Back in London Bond is taken off a case to protect a scientist whose invention, the Solex Agitator, can solve the energy crisis, after receiving a golden bullet with “007” etched onto the side. The bullet is believed to be a threat from Scaramanga, and Bond sets off on an unofficial mission to get to Scaramanga first. This could have been a set up for a great Bond film, but instead, it gets bogged down in a plot to locate the Solex Agitator. The Solex Agitator was just a plot device to get the story rolling, something screen writers call a “McMuffin.” However, the Solex Agitator gets so much attention, it distracts from what should have been the focus of the film: the rivalry between Bond and Scaramanga.
Bond sets off to Asia to locate Scaramanga. There, he meets a colorful cast of locals with names like Nick Nack, Hai Fat and Chew Mee. The only way this movie could have been more racist is if they made a frame-by-frame remake of The Birth of a Nation. He teams up with a ditzy agent named Mary Goodnight (Britt Eckland), who singlehandedly sets back the feminist movement by a decade.

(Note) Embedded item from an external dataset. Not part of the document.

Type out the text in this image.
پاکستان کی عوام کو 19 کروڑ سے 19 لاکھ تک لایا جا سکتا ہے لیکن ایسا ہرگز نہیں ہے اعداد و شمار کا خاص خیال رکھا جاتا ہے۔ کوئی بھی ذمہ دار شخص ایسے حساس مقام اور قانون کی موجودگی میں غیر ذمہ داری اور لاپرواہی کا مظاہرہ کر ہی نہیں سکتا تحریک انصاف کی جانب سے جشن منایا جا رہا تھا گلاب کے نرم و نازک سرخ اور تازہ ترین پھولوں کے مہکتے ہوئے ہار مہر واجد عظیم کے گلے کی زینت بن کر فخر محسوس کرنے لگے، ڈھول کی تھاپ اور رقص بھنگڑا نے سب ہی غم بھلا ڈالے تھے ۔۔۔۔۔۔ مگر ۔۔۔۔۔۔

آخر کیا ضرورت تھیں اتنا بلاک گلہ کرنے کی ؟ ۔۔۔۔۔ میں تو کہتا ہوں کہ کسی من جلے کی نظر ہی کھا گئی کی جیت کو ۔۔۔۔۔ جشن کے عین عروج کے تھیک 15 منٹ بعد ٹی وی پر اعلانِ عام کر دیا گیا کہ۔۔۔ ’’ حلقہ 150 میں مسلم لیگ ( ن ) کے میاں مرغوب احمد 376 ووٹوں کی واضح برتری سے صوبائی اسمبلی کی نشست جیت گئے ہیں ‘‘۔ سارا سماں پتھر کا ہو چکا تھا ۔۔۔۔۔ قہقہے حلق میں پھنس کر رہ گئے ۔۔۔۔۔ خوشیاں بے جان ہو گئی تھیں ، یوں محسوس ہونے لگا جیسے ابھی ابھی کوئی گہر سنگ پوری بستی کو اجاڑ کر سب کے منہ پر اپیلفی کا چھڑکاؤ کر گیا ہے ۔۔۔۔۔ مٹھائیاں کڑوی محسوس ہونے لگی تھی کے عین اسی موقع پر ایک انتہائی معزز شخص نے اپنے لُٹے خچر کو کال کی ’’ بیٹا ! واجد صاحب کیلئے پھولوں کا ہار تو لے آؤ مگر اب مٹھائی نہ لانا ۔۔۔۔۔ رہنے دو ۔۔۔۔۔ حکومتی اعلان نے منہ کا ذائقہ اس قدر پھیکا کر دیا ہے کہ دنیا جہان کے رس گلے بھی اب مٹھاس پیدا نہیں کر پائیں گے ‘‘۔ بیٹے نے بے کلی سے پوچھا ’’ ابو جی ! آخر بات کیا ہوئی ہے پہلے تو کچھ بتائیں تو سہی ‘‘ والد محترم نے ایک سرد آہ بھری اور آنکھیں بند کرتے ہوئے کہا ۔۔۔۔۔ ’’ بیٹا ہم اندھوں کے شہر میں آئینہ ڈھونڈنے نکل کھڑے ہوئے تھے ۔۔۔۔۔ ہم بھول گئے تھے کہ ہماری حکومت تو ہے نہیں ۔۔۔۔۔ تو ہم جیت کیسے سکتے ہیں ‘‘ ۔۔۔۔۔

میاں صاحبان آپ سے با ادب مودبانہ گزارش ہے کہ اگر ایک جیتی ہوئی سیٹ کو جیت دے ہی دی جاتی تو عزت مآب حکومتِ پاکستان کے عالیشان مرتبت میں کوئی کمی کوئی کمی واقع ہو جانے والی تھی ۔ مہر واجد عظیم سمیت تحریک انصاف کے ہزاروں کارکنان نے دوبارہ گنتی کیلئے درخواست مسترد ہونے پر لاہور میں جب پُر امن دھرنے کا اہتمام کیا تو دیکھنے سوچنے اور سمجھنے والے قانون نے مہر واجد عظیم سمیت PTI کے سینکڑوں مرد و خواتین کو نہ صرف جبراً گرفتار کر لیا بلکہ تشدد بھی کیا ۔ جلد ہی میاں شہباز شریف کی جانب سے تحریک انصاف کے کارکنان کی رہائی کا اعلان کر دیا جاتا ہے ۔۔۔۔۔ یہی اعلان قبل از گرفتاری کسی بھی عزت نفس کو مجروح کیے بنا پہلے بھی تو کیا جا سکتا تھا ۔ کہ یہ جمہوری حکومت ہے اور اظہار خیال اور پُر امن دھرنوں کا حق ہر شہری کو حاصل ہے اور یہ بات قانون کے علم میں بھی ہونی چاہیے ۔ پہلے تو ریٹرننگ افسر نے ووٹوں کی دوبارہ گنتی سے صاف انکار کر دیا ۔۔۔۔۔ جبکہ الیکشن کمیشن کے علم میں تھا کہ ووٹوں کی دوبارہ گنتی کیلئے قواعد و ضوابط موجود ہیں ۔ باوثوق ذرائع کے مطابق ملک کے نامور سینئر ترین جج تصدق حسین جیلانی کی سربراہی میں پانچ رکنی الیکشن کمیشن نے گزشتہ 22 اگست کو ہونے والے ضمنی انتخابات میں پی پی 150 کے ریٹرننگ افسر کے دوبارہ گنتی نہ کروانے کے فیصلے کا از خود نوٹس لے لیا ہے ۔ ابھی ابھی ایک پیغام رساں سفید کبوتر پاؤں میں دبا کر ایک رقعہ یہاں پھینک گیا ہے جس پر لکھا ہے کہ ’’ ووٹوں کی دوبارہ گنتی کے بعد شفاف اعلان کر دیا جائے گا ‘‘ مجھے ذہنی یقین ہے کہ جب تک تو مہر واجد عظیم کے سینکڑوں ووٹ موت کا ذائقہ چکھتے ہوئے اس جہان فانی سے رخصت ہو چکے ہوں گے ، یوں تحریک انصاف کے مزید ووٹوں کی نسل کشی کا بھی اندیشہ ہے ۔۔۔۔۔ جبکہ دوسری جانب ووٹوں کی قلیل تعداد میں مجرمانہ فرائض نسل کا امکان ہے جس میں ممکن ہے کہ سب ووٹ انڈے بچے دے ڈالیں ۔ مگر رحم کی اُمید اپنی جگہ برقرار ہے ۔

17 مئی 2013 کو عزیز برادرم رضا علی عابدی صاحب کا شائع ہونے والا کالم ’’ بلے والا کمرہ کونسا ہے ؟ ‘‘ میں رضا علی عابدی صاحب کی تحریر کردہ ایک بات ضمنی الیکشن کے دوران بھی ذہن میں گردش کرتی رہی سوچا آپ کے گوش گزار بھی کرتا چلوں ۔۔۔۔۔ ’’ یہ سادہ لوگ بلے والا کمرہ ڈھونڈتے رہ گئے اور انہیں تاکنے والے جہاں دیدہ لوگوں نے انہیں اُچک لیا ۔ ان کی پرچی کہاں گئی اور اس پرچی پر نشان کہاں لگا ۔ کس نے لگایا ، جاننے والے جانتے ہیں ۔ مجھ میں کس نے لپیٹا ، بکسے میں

Bond also inexplicably runs into Louisiana Sheriff J.W. Pepper from Live and Let Die who is vacationing in Thailand. In the previous film, the character made sense as he was a true-to-life portrayal of Louisiana law enforcement. Here, he is unwelcome and quickly grates on the nerves. This leads up to the car chase that’s the centerpiece of the film. Scaramanga and Nick Nack have Goodnight trapped in the truck of their car. Bond and Pepper are giving chase. Somehow they end up on the wrong side of the river from Scaramanga. They lose hope of catching up with their prey. Then Bond spots a broken, warped bridge. He attempts to launch his car off the bridge to land on the other side of the river. The music stops dramatically and we hold our breath for the amazing stunt. Then, just as Bond goes over the bridge and his car flips 360 degrees, we get a slide-whistle sound effect. Someone decided in editing to ruin the best stunt of the movie for a cheesy gag. They might as well have superimposed a picture of a middle finger into the center of the frame. Most people give up on the film at this point, but I, your humble and faithful reviewer, continued watching in order to bring you this commentary.

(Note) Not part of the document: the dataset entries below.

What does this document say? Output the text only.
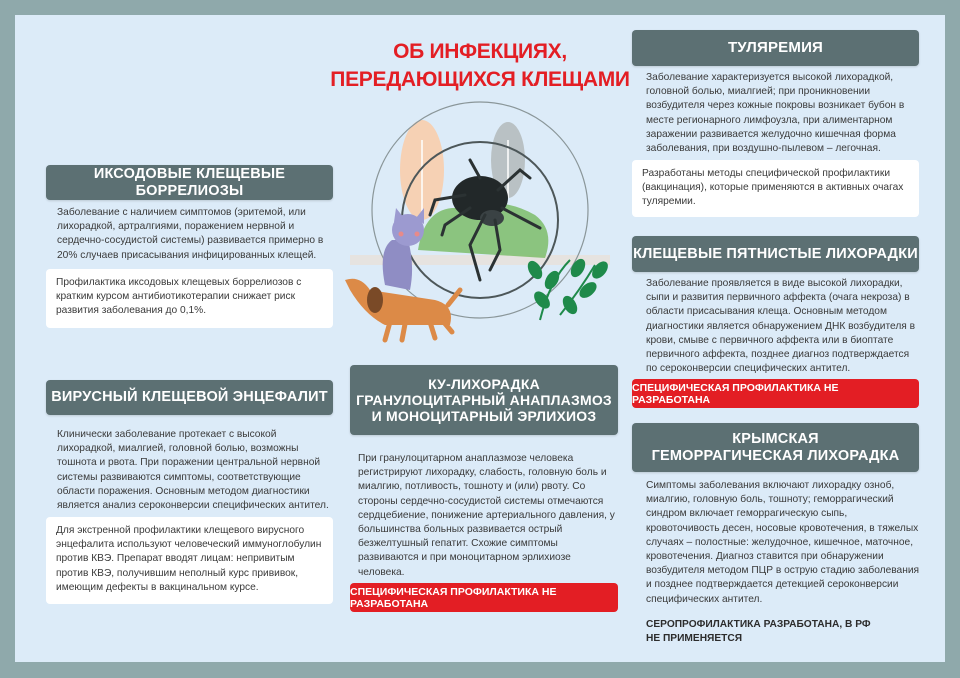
ОБ ИНФЕКЦИЯХ,
ПЕРЕДАЮЩИХСЯ КЛЕЩАМИ
ИКСОДОВЫЕ КЛЕЩЕВЫЕ БОРРЕЛИОЗЫ
Заболевание с наличием симптомов (эритемой, или лихорадкой, артралгиями, поражением нервной и сердечно-сосудистой системы) развивается примерно в 20% случаев присасывания инфицированных клещей.
Профилактика иксодовых клещевых боррелиозов с кратким курсом антибиотикотерапии снижает риск развития заболевания до 0,1%.
ВИРУСНЫЙ КЛЕЩЕВОЙ ЭНЦЕФАЛИТ
Клинически заболевание протекает с высокой лихорадкой, миалгией, головной болью, возможны тошнота и рвота. При поражении центральной нервной системы развиваются симптомы, соответствующие области поражения. Основным методом диагностики является анализ сероконверсии специфических антител.
Для экстренной профилактики клещевого вирусного энцефалита используют человеческий иммуноглобулин против КВЭ. Препарат вводят лицам: непривитым против КВЭ, получившим неполный курс прививок, имеющим дефекты в вакцинальном курсе.
КУ-ЛИХОРАДКА
ГРАНУЛОЦИТАРНЫЙ АНАПЛАЗМОЗ
И МОНОЦИТАРНЫЙ ЭРЛИХИОЗ
При гранулоцитарном анаплазмозе человека регистрируют лихорадку, слабость, головную боль и миалгию, потливость, тошноту и (или) рвоту. Со стороны сердечно-сосудистой системы отмечаются сердцебиение, понижение артериального давления, у большинства больных развивается острый безжелтушный гепатит. Схожие симптомы развиваются и при моноцитарном эрлихиозе человека.
СПЕЦИФИЧЕСКАЯ ПРОФИЛАКТИКА НЕ РАЗРАБОТАНА
ТУЛЯРЕМИЯ
Заболевание характеризуется высокой лихорадкой, головной болью, миалгией; при проникновении возбудителя через кожные покровы возникает бубон в месте регионарного лимфоузла, при алиментарном заражении развивается желудочно кишечная форма заболевания, при воздушно-пылевом – легочная.
Разработаны методы специфической профилактики (вакцинация), которые применяются в активных очагах туляремии.
КЛЕЩЕВЫЕ ПЯТНИСТЫЕ ЛИХОРАДКИ
Заболевание проявляется в виде высокой лихорадки, сыпи и развития первичного аффекта (очага некроза) в области присасывания клеща. Основным методом диагностики является обнаружением ДНК возбудителя в крови, смыве с первичного аффекта или в биоптате первичного аффекта, позднее диагноз подтверждается по сероконверсии специфических антител.
СПЕЦИФИЧЕСКАЯ ПРОФИЛАКТИКА НЕ РАЗРАБОТАНА
КРЫМСКАЯ
ГЕМОРРАГИЧЕСКАЯ ЛИХОРАДКА
Симптомы заболевания включают лихорадку озноб, миалгию, головную боль, тошноту; геморрагический синдром включает геморрагическую сыпь, кровоточивость десен, носовые кровотечения, в тяжелых случаях – полостные: желудочное, кишечное, маточное, кровотечения. Диагноз ставится при обнаружении возбудителя методом ПЦР в острую стадию заболевания и позднее подтверждается детекцией сероконверсии специфических антител.
СЕРОПРОФИЛАКТИКА РАЗРАБОТАНА, В РФ
НЕ ПРИМЕНЯЕТСЯ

This brings me to the worst twist in the film. Turns out Scaramanga wasn’t the one who sent the bullet after all. It was sent by his girlfriend, Maud Adams, who wants 007 to kill Scaramanga. The only investment I had in this film was the showdown between Bond and Scaramanga—two great gunmen. But then this twist ruined it. Luckily, the film had the McMuffin to fall back on…
Hai Fat hired Scaramanga to kill the scientist who invented the Solex Agitator so his company could gain the technology. Scaramanga then killed Hai Fat and took over his company. So now Bond has a convenient and unlikely professional reason to continue his pursuit of Scaramanga.
The showdown we’ve been waiting for comes in the finale when Scaramanga has Bond and Goodnight on his island and blows up Bond’s plane. The stakes are high as Bond faces off against Scaramanga and Goodnight avoids being sexually assaulted by a black man in a scene eerily reminiscent of The Birth of a Nation.
Bond and Scaramanga hunt each other in the funhouse from the opening sequence. This scene sums up much of what’s wrong with the Moore-era Bond films. The shift in tone from violent to campy was jarring and took viewers out of the movies. The producers accused American audiences of not understanding Moore’s British sense of humor. It’s not that we didn’t understand his humor. We just didn’t think James Bond should be a goofball constantly cracking old-man jokes. That’s the reason these movies are widely derided as the low-point in the series.